Care to explain? As mentioned above, I've only read most of Atlas Shrugged, not all. For instance, I don't know what John Galt's final speech is like.

From what I've seen of AS, she believes that the creation of value is good, and that trying to create a system where effort isn't rewarded will lead to people not putting in effort.

There's also all the discussion of sex in AS, which, assuming it's actually relevant to the story, leads me to believe that Rand thought of emotional and physical pleasure as being two sides of the same coin--that is, there's no shame in either. However, sometimes sex is just sex, to paraphrase Freud.

>From what I've seen of AS, she believes that the creation of value is good, and that trying to create a system where effort isn't rewarded will lead to people not putting in effort.

Well, that's a very normal idea, and quite widespread. Rand goes far beyond that (and in other directions), praising selfishness and ruthlessness, allowing individuals to trump others, viewing the masses as subhumans who exist solely for the pleasure of the few ubermen, etc.

Here's a quite accurate description:

http://www.salon.com/2014/04/29/10_insane_things_i_learned_a...

But her life story and that of the group of "disciples" she controlled is also enlightening.

Paperweight?
Not surprised people step up to bat with the strawmen.

Speaking with candor != being a dick. People can supply direct and honest feedback without making it personal. Someone can criticize someone else's code until the cows come home, while also being excellent friends with them outside the workplace.

Of course people can. The question is whether they will.

The idea that people will use trend de jure to justify whatever bad behaviors they already exhibit while not putting any actual effort into self-improvement is, I feel, fairly uncontroversial.
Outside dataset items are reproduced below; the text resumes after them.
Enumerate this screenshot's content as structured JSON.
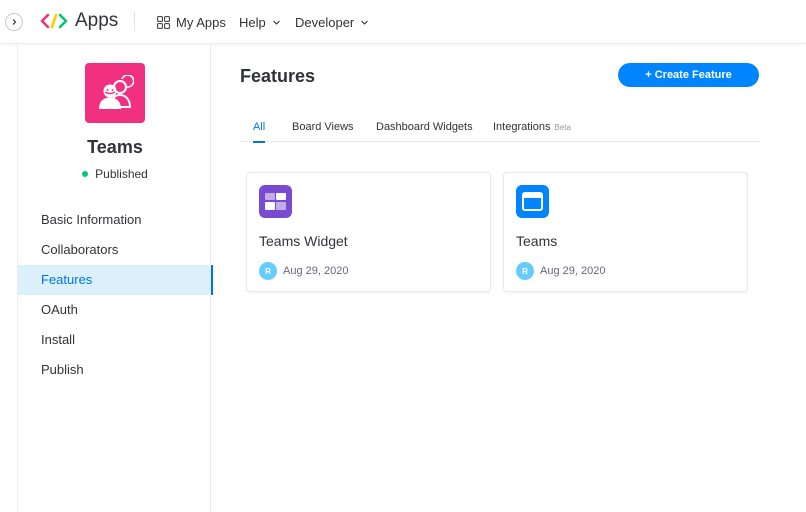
{
  "topbar": {
    "brand_title": "Apps",
    "nav": [
      {
        "label": "My Apps",
        "icon": "grid-icon"
      },
      {
        "label": "Help",
        "icon": "chevron-down-icon"
      },
      {
        "label": "Developer",
        "icon": "chevron-down-icon"
      }
    ]
  },
  "colors": {
    "primary": "#0085ff",
    "accent_text": "#0073ea",
    "app_icon_bg": "#f1317f",
    "status_green": "#00c875",
    "active_menu_bg": "#dcf0fb"
  },
  "sidebar": {
    "app_name": "Teams",
    "status": "Published",
    "items": [
      {
        "label": "Basic Information",
        "active": false
      },
      {
        "label": "Collaborators",
        "active": false
      },
      {
        "label": "Features",
        "active": true
      },
      {
        "label": "OAuth",
        "active": false
      },
      {
        "label": "Install",
        "active": false
      },
      {
        "label": "Publish",
        "active": false
      }
    ]
  },
  "main": {
    "title": "Features",
    "create_button": "+ Create Feature",
    "tabs": [
      {
        "label": "All",
        "active": true
      },
      {
        "label": "Board Views",
        "active": false
      },
      {
        "label": "Dashboard Widgets",
        "active": false
      },
      {
        "label": "Integrations",
        "active": false,
        "badge": "Beta"
      }
    ],
    "cards": [
      {
        "title": "Teams Widget",
        "icon": "widget-icon",
        "icon_color": "#784bd1",
        "avatar": "R",
        "date": "Aug 29, 2020"
      },
      {
        "title": "Teams",
        "icon": "board-view-icon",
        "icon_color": "#0085ff",
        "avatar": "R",
        "date": "Aug 29, 2020"
      }
    ]
  }
}
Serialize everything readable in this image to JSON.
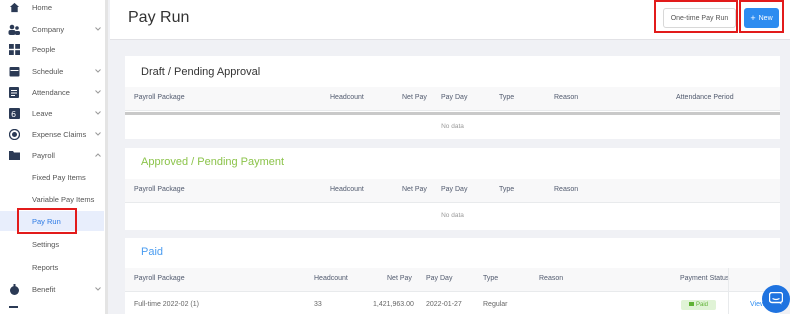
{
  "sidebar": {
    "items": [
      {
        "label": "Home",
        "icon": "home-icon"
      },
      {
        "label": "Company",
        "icon": "company-icon"
      },
      {
        "label": "People",
        "icon": "people-icon"
      },
      {
        "label": "Schedule",
        "icon": "schedule-icon"
      },
      {
        "label": "Attendance",
        "icon": "attendance-icon"
      },
      {
        "label": "Leave",
        "icon": "leave-icon"
      },
      {
        "label": "Expense Claims",
        "icon": "expense-icon"
      },
      {
        "label": "Payroll",
        "icon": "payroll-icon"
      },
      {
        "label": "Fixed Pay Items"
      },
      {
        "label": "Variable Pay Items"
      },
      {
        "label": "Pay Run"
      },
      {
        "label": "Settings"
      },
      {
        "label": "Reports"
      },
      {
        "label": "Benefit",
        "icon": "benefit-icon"
      }
    ]
  },
  "header": {
    "title": "Pay Run",
    "onetime_label": "One-time Pay Run",
    "new_label": "New"
  },
  "draft": {
    "title": "Draft / Pending Approval",
    "columns": [
      "Payroll Package",
      "Headcount",
      "Net Pay",
      "Pay Day",
      "Type",
      "Reason",
      "Attendance Period"
    ],
    "empty_text": "No data"
  },
  "approved": {
    "title": "Approved / Pending Payment",
    "columns": [
      "Payroll Package",
      "Headcount",
      "Net Pay",
      "Pay Day",
      "Type",
      "Reason"
    ],
    "empty_text": "No data"
  },
  "paid": {
    "title": "Paid",
    "columns": [
      "Payroll Package",
      "Headcount",
      "Net Pay",
      "Pay Day",
      "Type",
      "Reason",
      "Payment Status"
    ],
    "rows": [
      {
        "package": "Full-time 2022-02 (1)",
        "headcount": "33",
        "net_pay": "1,421,963.00",
        "pay_day": "2022-01-27",
        "type": "Regular",
        "reason": "",
        "status": "Paid",
        "action": "View"
      }
    ]
  },
  "colors": {
    "accent": "#2d8cf0",
    "highlight": "#e21b1b",
    "approved": "#8bc34a",
    "paid_title": "#4a9cf0"
  }
}
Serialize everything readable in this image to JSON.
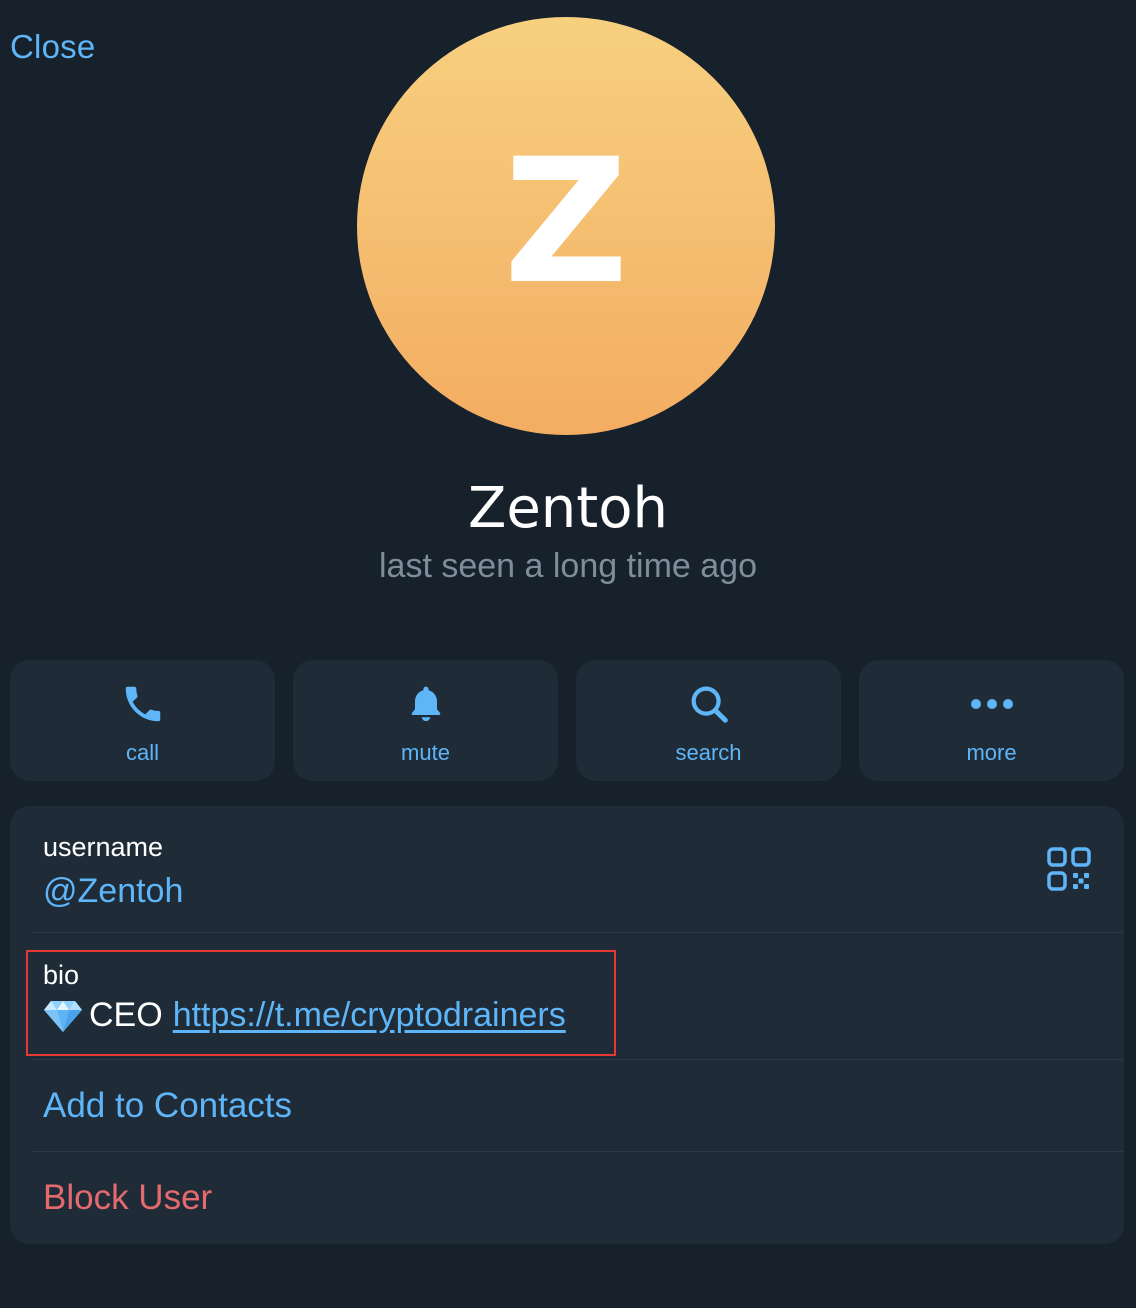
{
  "header": {
    "close_label": "Close"
  },
  "profile": {
    "avatar_letter": "Z",
    "avatar_gradient": [
      "#f7d07f",
      "#f3ad62"
    ],
    "name": "Zentoh",
    "status": "last seen a long time ago"
  },
  "actions": [
    {
      "icon": "phone-icon",
      "label": "call"
    },
    {
      "icon": "bell-icon",
      "label": "mute"
    },
    {
      "icon": "search-icon",
      "label": "search"
    },
    {
      "icon": "more-dots-icon",
      "label": "more"
    }
  ],
  "info": {
    "username_label": "username",
    "username_value": "@Zentoh",
    "qr_icon": "qr-code-icon",
    "bio_label": "bio",
    "bio_emoji": "diamond-icon",
    "bio_text": "CEO",
    "bio_link": "https://t.me/cryptodrainers",
    "highlight_color": "#e53935"
  },
  "menu": {
    "add_contacts": "Add to Contacts",
    "block_user": "Block User"
  },
  "colors": {
    "background": "#17212b",
    "card": "#1f2c38",
    "accent": "#5eb5f7",
    "danger": "#e56a6d",
    "muted": "#7f8d9b"
  }
}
Of course, there's the flip side to this; you can offer constructive criticism to someone without being a dick and they can still take it personally. Some people just can't take any criticism.
Bingo. People need to be able to both offer and receive criticism without involving their ego. Both of these are hard, but i think the latter is considerably harder.
You're right, but only as long as mutual candor between employees and management is actively encouraged and, at least to some degree, protected.